🤖 AI Summary
This paper addresses the “value–privacy dilemma” (Arrow’s information paradox) in data markets: buyers cannot assess a dataset’s utility for model training without accessing it, yet access compromises privacy. To resolve this, we propose the Trusted Impact Protocol (TIP), the first framework integrating homomorphic encryption with gradient-based influence functions to quantify data utility under end-to-end encryption of raw data. We further introduce low-rank gradient projection to enable efficient and secure computation for large language models. Experiments reveal that data value in pretraining corpora follows a heavy-tailed distribution—challenging uniform pricing paradigms.

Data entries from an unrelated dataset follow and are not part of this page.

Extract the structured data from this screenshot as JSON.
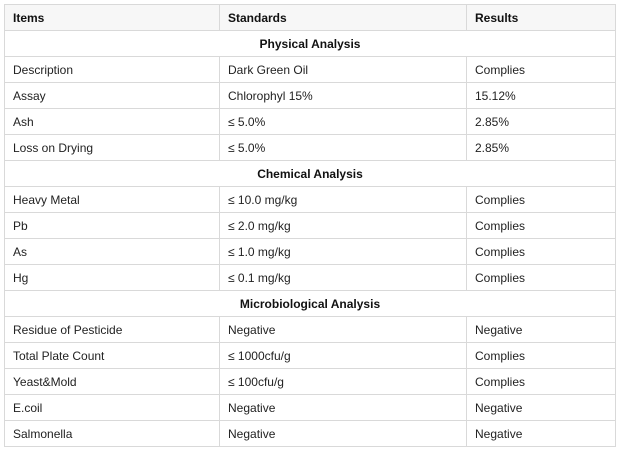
{
  "table": {
    "headers": [
      "Items",
      "Standards",
      "Results"
    ],
    "sections": [
      {
        "title": "Physical Analysis",
        "rows": [
          [
            "Description",
            "Dark Green Oil",
            "Complies"
          ],
          [
            "Assay",
            "Chlorophyl 15%",
            "15.12%"
          ],
          [
            "Ash",
            "≤ 5.0%",
            "2.85%"
          ],
          [
            "Loss on Drying",
            "≤ 5.0%",
            "2.85%"
          ]
        ]
      },
      {
        "title": "Chemical Analysis",
        "rows": [
          [
            "Heavy Metal",
            "≤ 10.0 mg/kg",
            "Complies"
          ],
          [
            "Pb",
            "≤ 2.0 mg/kg",
            "Complies"
          ],
          [
            "As",
            "≤ 1.0 mg/kg",
            "Complies"
          ],
          [
            "Hg",
            "≤ 0.1 mg/kg",
            "Complies"
          ]
        ]
      },
      {
        "title": "Microbiological Analysis",
        "rows": [
          [
            "Residue of Pesticide",
            "Negative",
            "Negative"
          ],
          [
            "Total Plate Count",
            "≤ 1000cfu/g",
            "Complies"
          ],
          [
            "Yeast&Mold",
            "≤ 100cfu/g",
            "Complies"
          ],
          [
            "E.coil",
            "Negative",
            "Negative"
          ],
          [
            "Salmonella",
            "Negative",
            "Negative"
          ]
        ]
      }
    ]
  }
}
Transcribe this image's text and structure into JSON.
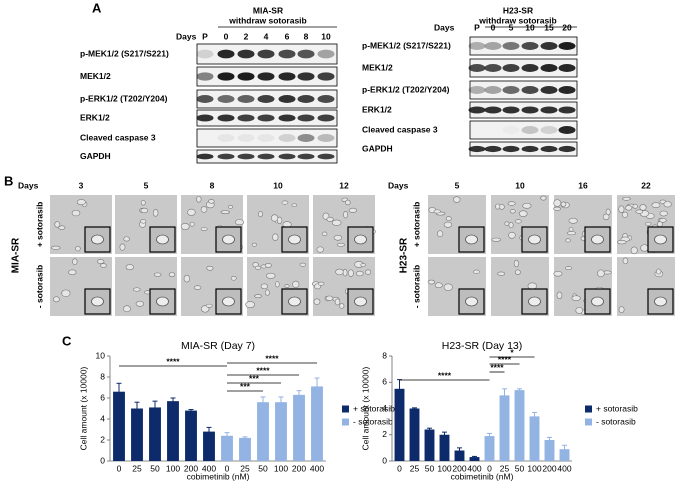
{
  "panel_labels": [
    "A",
    "B",
    "C"
  ],
  "blots": [
    {
      "cell_line": "MIA-SR",
      "condition": "withdraw sotorasib",
      "days_label": "Days",
      "lanes": [
        "P",
        "0",
        "2",
        "4",
        "6",
        "8",
        "10"
      ],
      "proteins": [
        "p-MEK1/2 (S217/S221)",
        "MEK1/2",
        "p-ERK1/2 (T202/Y204)",
        "ERK1/2",
        "Cleaved caspase 3",
        "GAPDH"
      ]
    },
    {
      "cell_line": "H23-SR",
      "condition": "withdraw sotorasib",
      "days_label": "Days",
      "lanes": [
        "P",
        "0",
        "5",
        "10",
        "15",
        "20"
      ],
      "proteins": [
        "p-MEK1/2 (S217/S221)",
        "MEK1/2",
        "p-ERK1/2 (T202/Y204)",
        "ERK1/2",
        "Cleaved caspase 3",
        "GAPDH"
      ]
    }
  ],
  "microscopy": [
    {
      "cell_line": "MIA-SR",
      "days_label": "Days",
      "days": [
        "3",
        "5",
        "8",
        "10",
        "12"
      ],
      "conditions": [
        "+ sotorasib",
        "- sotorasib"
      ]
    },
    {
      "cell_line": "H23-SR",
      "days_label": "Days",
      "days": [
        "5",
        "10",
        "16",
        "22"
      ],
      "conditions": [
        "+ sotorasib",
        "- sotorasib"
      ]
    }
  ],
  "chart_data": [
    {
      "type": "bar",
      "title": "MIA-SR (Day 7)",
      "x_label": "cobimetinib (nM)",
      "y_label": "Cell amount (x 10000)",
      "categories": [
        "0",
        "25",
        "50",
        "100",
        "200",
        "400",
        "0",
        "25",
        "50",
        "100",
        "200",
        "400"
      ],
      "series": [
        {
          "name": "+ sotorasib",
          "color": "#0d2b6b",
          "values": [
            6.6,
            5.0,
            5.1,
            5.7,
            4.8,
            2.8,
            null,
            null,
            null,
            null,
            null,
            null
          ],
          "errors": [
            0.8,
            0.6,
            0.6,
            0.3,
            0.1,
            0.4,
            null,
            null,
            null,
            null,
            null,
            null
          ]
        },
        {
          "name": "- sotorasib",
          "color": "#93b3e3",
          "values": [
            null,
            null,
            null,
            null,
            null,
            null,
            2.4,
            2.2,
            5.6,
            5.6,
            6.3,
            7.1
          ],
          "errors": [
            null,
            null,
            null,
            null,
            null,
            null,
            0.3,
            0.1,
            0.5,
            0.5,
            0.4,
            0.8
          ]
        }
      ],
      "ylim": [
        0,
        10
      ],
      "yticks": [
        0,
        2,
        4,
        6,
        8,
        10
      ],
      "annotations": [
        "****",
        "***",
        "***",
        "****",
        "****"
      ]
    },
    {
      "type": "bar",
      "title": "H23-SR (Day 13)",
      "x_label": "cobimetinib (nM)",
      "y_label": "Cell amount (x 10000)",
      "categories": [
        "0",
        "25",
        "50",
        "100",
        "200",
        "400",
        "0",
        "25",
        "50",
        "100",
        "200",
        "400"
      ],
      "series": [
        {
          "name": "+ sotorasib",
          "color": "#0d2b6b",
          "values": [
            5.5,
            4.0,
            2.4,
            2.0,
            0.8,
            0.3,
            null,
            null,
            null,
            null,
            null,
            null
          ],
          "errors": [
            0.7,
            0.05,
            0.1,
            0.2,
            0.2,
            0.05,
            null,
            null,
            null,
            null,
            null,
            null
          ]
        },
        {
          "name": "- sotorasib",
          "color": "#93b3e3",
          "values": [
            null,
            null,
            null,
            null,
            null,
            null,
            1.9,
            5.0,
            5.4,
            3.4,
            1.6,
            0.9
          ],
          "errors": [
            null,
            null,
            null,
            null,
            null,
            null,
            0.2,
            0.5,
            0.1,
            0.3,
            0.2,
            0.3
          ]
        }
      ],
      "ylim": [
        0,
        8
      ],
      "yticks": [
        0,
        2,
        4,
        6,
        8
      ],
      "annotations": [
        "****",
        "****",
        "****",
        "*"
      ]
    }
  ]
}
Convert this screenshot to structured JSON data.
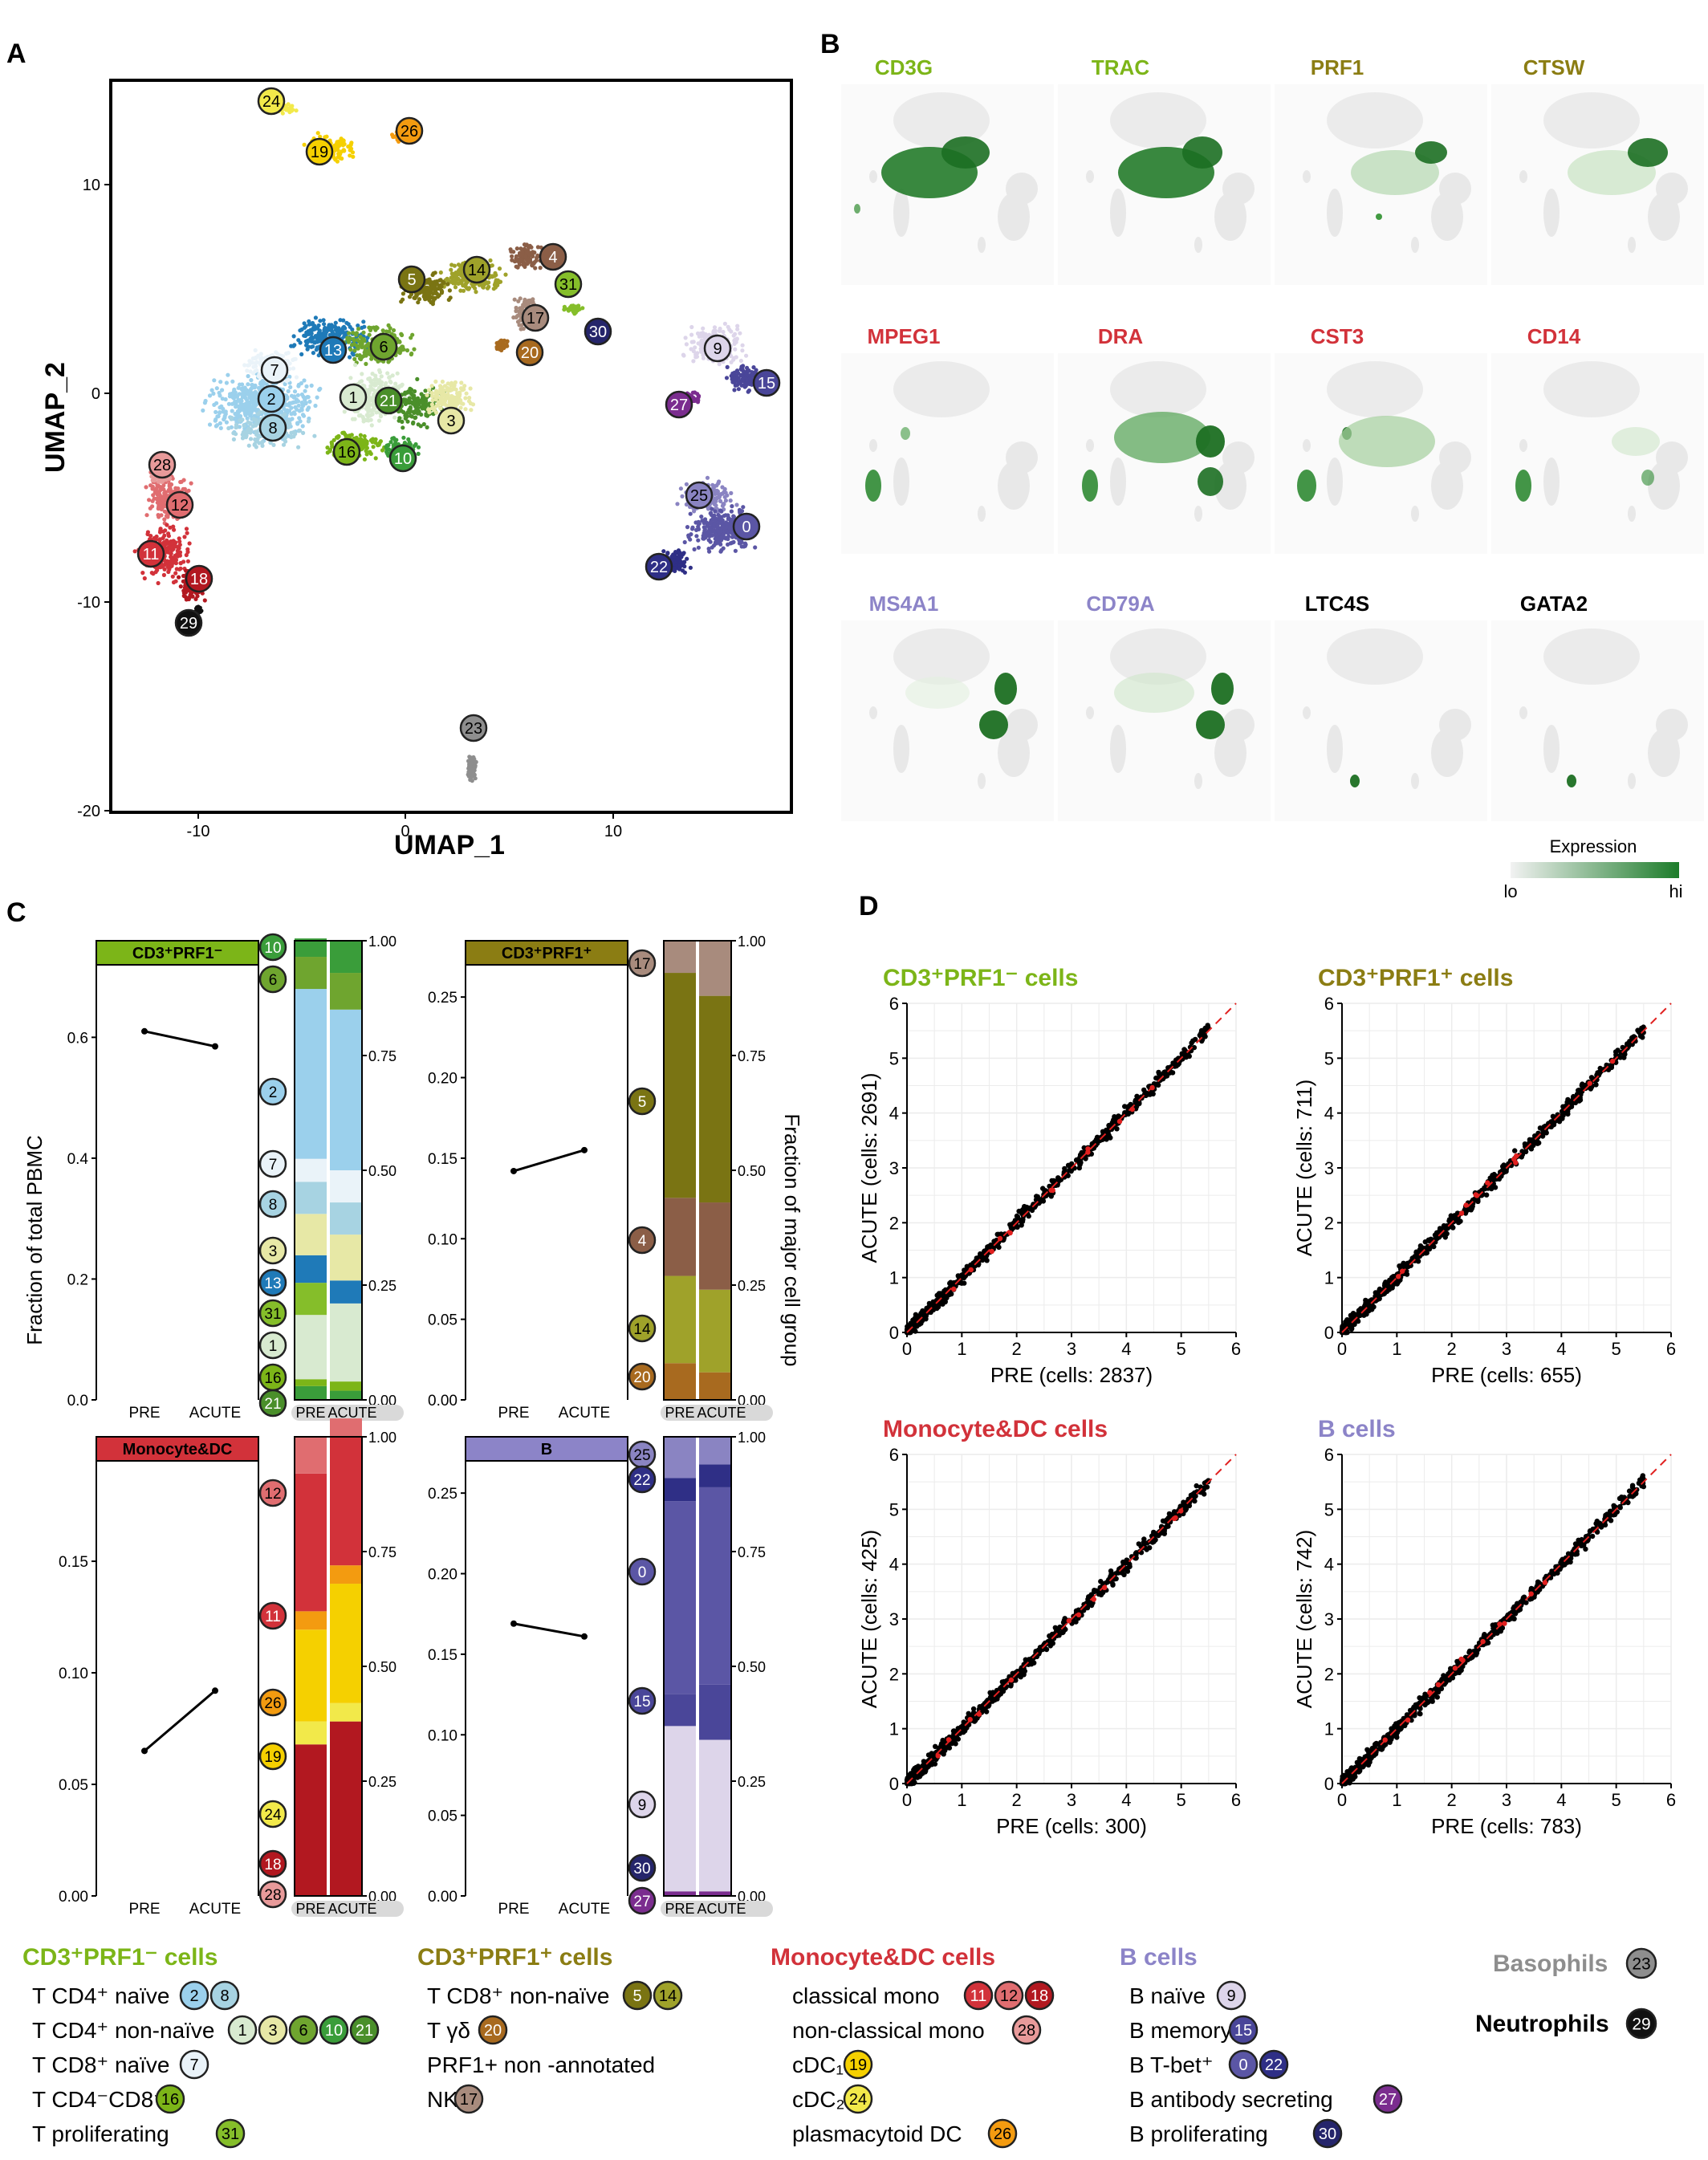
{
  "panels": {
    "a": "A",
    "b": "B",
    "c": "C",
    "d": "D"
  },
  "umap": {
    "xlabel": "UMAP_1",
    "ylabel": "UMAP_2",
    "xticks": [
      "-10",
      "0",
      "10"
    ],
    "yticks": [
      "10",
      "0",
      "-10",
      "-20"
    ]
  },
  "genes": {
    "row1": [
      {
        "name": "CD3G",
        "color": "#7cb518"
      },
      {
        "name": "TRAC",
        "color": "#7cb518"
      },
      {
        "name": "PRF1",
        "color": "#8b7d13"
      },
      {
        "name": "CTSW",
        "color": "#8b7d13"
      }
    ],
    "row2": [
      {
        "name": "MPEG1",
        "color": "#d2323a"
      },
      {
        "name": "DRA",
        "color": "#d2323a"
      },
      {
        "name": "CST3",
        "color": "#d2323a"
      },
      {
        "name": "CD14",
        "color": "#d2323a"
      }
    ],
    "row3": [
      {
        "name": "MS4A1",
        "color": "#8c84c8"
      },
      {
        "name": "CD79A",
        "color": "#8c84c8"
      },
      {
        "name": "LTC4S",
        "color": "#000000"
      },
      {
        "name": "GATA2",
        "color": "#000000"
      }
    ],
    "expression": {
      "title": "Expression",
      "lo": "lo",
      "hi": "hi"
    }
  },
  "panel_c": {
    "ylabel_left": "Fraction of total PBMC",
    "ylabel_right": "Fraction of major cell group",
    "xcats": [
      "PRE",
      "ACUTE"
    ],
    "groups": [
      {
        "title": "CD3⁺PRF1⁻",
        "color": "#7cb518",
        "yticks": [
          "0.0",
          "0.2",
          "0.4",
          "0.6"
        ],
        "pre": 0.61,
        "acute": 0.585,
        "ymax": 0.72,
        "clusters": [
          "10",
          "6",
          "2",
          "7",
          "8",
          "3",
          "13",
          "31",
          "1",
          "16",
          "21"
        ]
      },
      {
        "title": "CD3⁺PRF1⁺",
        "color": "#8b7d13",
        "yticks": [
          "0.00",
          "0.05",
          "0.10",
          "0.15",
          "0.20",
          "0.25"
        ],
        "pre": 0.142,
        "acute": 0.155,
        "ymax": 0.27,
        "clusters": [
          "17",
          "5",
          "4",
          "14",
          "20"
        ]
      },
      {
        "title": "Monocyte&DC",
        "color": "#d2323a",
        "yticks": [
          "0.00",
          "0.05",
          "0.10",
          "0.15"
        ],
        "pre": 0.065,
        "acute": 0.092,
        "ymax": 0.195,
        "clusters": [
          "12",
          "11",
          "26",
          "19",
          "24",
          "18",
          "28"
        ]
      },
      {
        "title": "B",
        "color": "#8c84c8",
        "yticks": [
          "0.00",
          "0.05",
          "0.10",
          "0.15",
          "0.20",
          "0.25"
        ],
        "pre": 0.169,
        "acute": 0.161,
        "ymax": 0.27,
        "clusters": [
          "25",
          "22",
          "0",
          "15",
          "9",
          "30",
          "27"
        ]
      }
    ],
    "bar_yticks": [
      "0.00",
      "0.25",
      "0.50",
      "0.75",
      "1.00"
    ]
  },
  "panel_d": {
    "plots": [
      {
        "title": "CD3⁺PRF1⁻ cells",
        "color": "#7cb518",
        "xlabel": "PRE (cells: 2837)",
        "ylabel": "ACUTE (cells: 2691)"
      },
      {
        "title": "CD3⁺PRF1⁺ cells",
        "color": "#8b7d13",
        "xlabel": "PRE (cells: 655)",
        "ylabel": "ACUTE (cells: 711)"
      },
      {
        "title": "Monocyte&DC cells",
        "color": "#d2323a",
        "xlabel": "PRE (cells: 300)",
        "ylabel": "ACUTE (cells: 425)"
      },
      {
        "title": "B cells",
        "color": "#8c84c8",
        "xlabel": "PRE (cells: 783)",
        "ylabel": "ACUTE (cells: 742)"
      }
    ],
    "ticks": [
      "0",
      "1",
      "2",
      "3",
      "4",
      "5",
      "6"
    ]
  },
  "legend": {
    "groups": [
      {
        "title": "CD3⁺PRF1⁻ cells",
        "color": "#7cb518",
        "items": [
          {
            "label": "T CD4⁺ naïve",
            "clusters": [
              "2",
              "8"
            ]
          },
          {
            "label": "T CD4⁺ non-naïve",
            "clusters": [
              "1",
              "3",
              "6",
              "10",
              "21"
            ]
          },
          {
            "label": "T CD8⁺ naïve",
            "clusters": [
              "7"
            ]
          },
          {
            "label": "T CD4⁻CD8⁻",
            "clusters": [
              "16"
            ]
          },
          {
            "label": "T proliferating",
            "clusters": [
              "31"
            ]
          }
        ]
      },
      {
        "title": "CD3⁺PRF1⁺ cells",
        "color": "#8b7d13",
        "items": [
          {
            "label": "T CD8⁺ non-naïve",
            "clusters": [
              "5",
              "14"
            ]
          },
          {
            "label": "T γδ",
            "clusters": [
              "20"
            ]
          },
          {
            "label": "PRF1+ non -annotated",
            "clusters": []
          },
          {
            "label": "NK",
            "clusters": [
              "17"
            ]
          }
        ]
      },
      {
        "title": "Monocyte&DC cells",
        "color": "#d2323a",
        "items": [
          {
            "label": "classical mono",
            "clusters": [
              "11",
              "12",
              "18"
            ]
          },
          {
            "label": "non-classical mono",
            "clusters": [
              "28"
            ]
          },
          {
            "label": "cDC₁",
            "clusters": [
              "19"
            ]
          },
          {
            "label": "cDC₂",
            "clusters": [
              "24"
            ]
          },
          {
            "label": "plasmacytoid  DC",
            "clusters": [
              "26"
            ]
          }
        ]
      },
      {
        "title": "B cells",
        "color": "#8c84c8",
        "items": [
          {
            "label": "B naïve",
            "clusters": [
              "9"
            ]
          },
          {
            "label": "B memory",
            "clusters": [
              "15"
            ]
          },
          {
            "label": "B T-bet⁺",
            "clusters": [
              "0",
              "22"
            ]
          },
          {
            "label": "B antibody secreting",
            "clusters": [
              "27"
            ]
          },
          {
            "label": "B proliferating",
            "clusters": [
              "30"
            ]
          }
        ]
      }
    ],
    "basophils": {
      "label": "Basophils",
      "cluster": "23"
    },
    "neutrophils": {
      "label": "Neutrophils",
      "cluster": "29"
    }
  },
  "cluster_colors": {
    "0": "#5b56a5",
    "1": "#d8ead0",
    "2": "#9bd0ec",
    "3": "#e7e8a6",
    "4": "#8b5e47",
    "5": "#7a7413",
    "6": "#6fa52f",
    "7": "#eaf3f9",
    "8": "#a7d3e2",
    "9": "#ddd5ea",
    "10": "#3a9d3a",
    "11": "#d2323a",
    "12": "#e06d70",
    "13": "#1f7ab8",
    "14": "#9fa22a",
    "15": "#4a4699",
    "16": "#7cb518",
    "17": "#a88b7d",
    "18": "#b21820",
    "19": "#f5d000",
    "20": "#a86a1f",
    "21": "#4a8f2a",
    "22": "#2f2f86",
    "23": "#8e8e8e",
    "24": "#f2e94a",
    "25": "#8a84c2",
    "26": "#f39b10",
    "27": "#7b2d8f",
    "28": "#e89a9a",
    "29": "#111111",
    "30": "#25256b",
    "31": "#85be2a"
  }
}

Empirical validation in healthcare and generative AI applications demonstrates that encrypted utility signals strongly correlate with clinical outcomes, achieving accuracy within 1–2% of plaintext baselines.
📝 Abstract
The rapid expansion of Artificial Intelligence is hindered by a fundamental friction in data markets: the value-privacy dilemma, where buyers cannot verify a dataset's utility without inspection, yet inspection may expose the data (Arrow's Information Paradox). We resolve this challenge by introducing the Trustworthy Influence Protocol (TIP), a privacy-preserving framework that enables prospective buyers to quantify the utility of external data without ever decrypting the raw assets. By integrating Homomorphic Encryption with gradient-based influence functions, our approach allows for the precise, blinded scoring of data points against a buyer's specific AI model. To ensure scalability for Large Language Models (LLMs), we employ low-rank gradient projections that reduce computational overhead while maintaining near-perfect fidelity to plaintext baselines, as demonstrated across BERT and GPT-2 architectures. Empirical simulations in healthcare and generative AI domains validate the framework's economic potential: we show that encrypted valuation signals achieve a high correlation with realized clinical utility and reveal a heavy-tailed distribution of data value in pre-training corpora where a minority of texts drive capability while the majority degrades it. These findings challenge prevailing flat-rate compensation models and offer a scalable technical foundation for a meritocratic, secure data economy.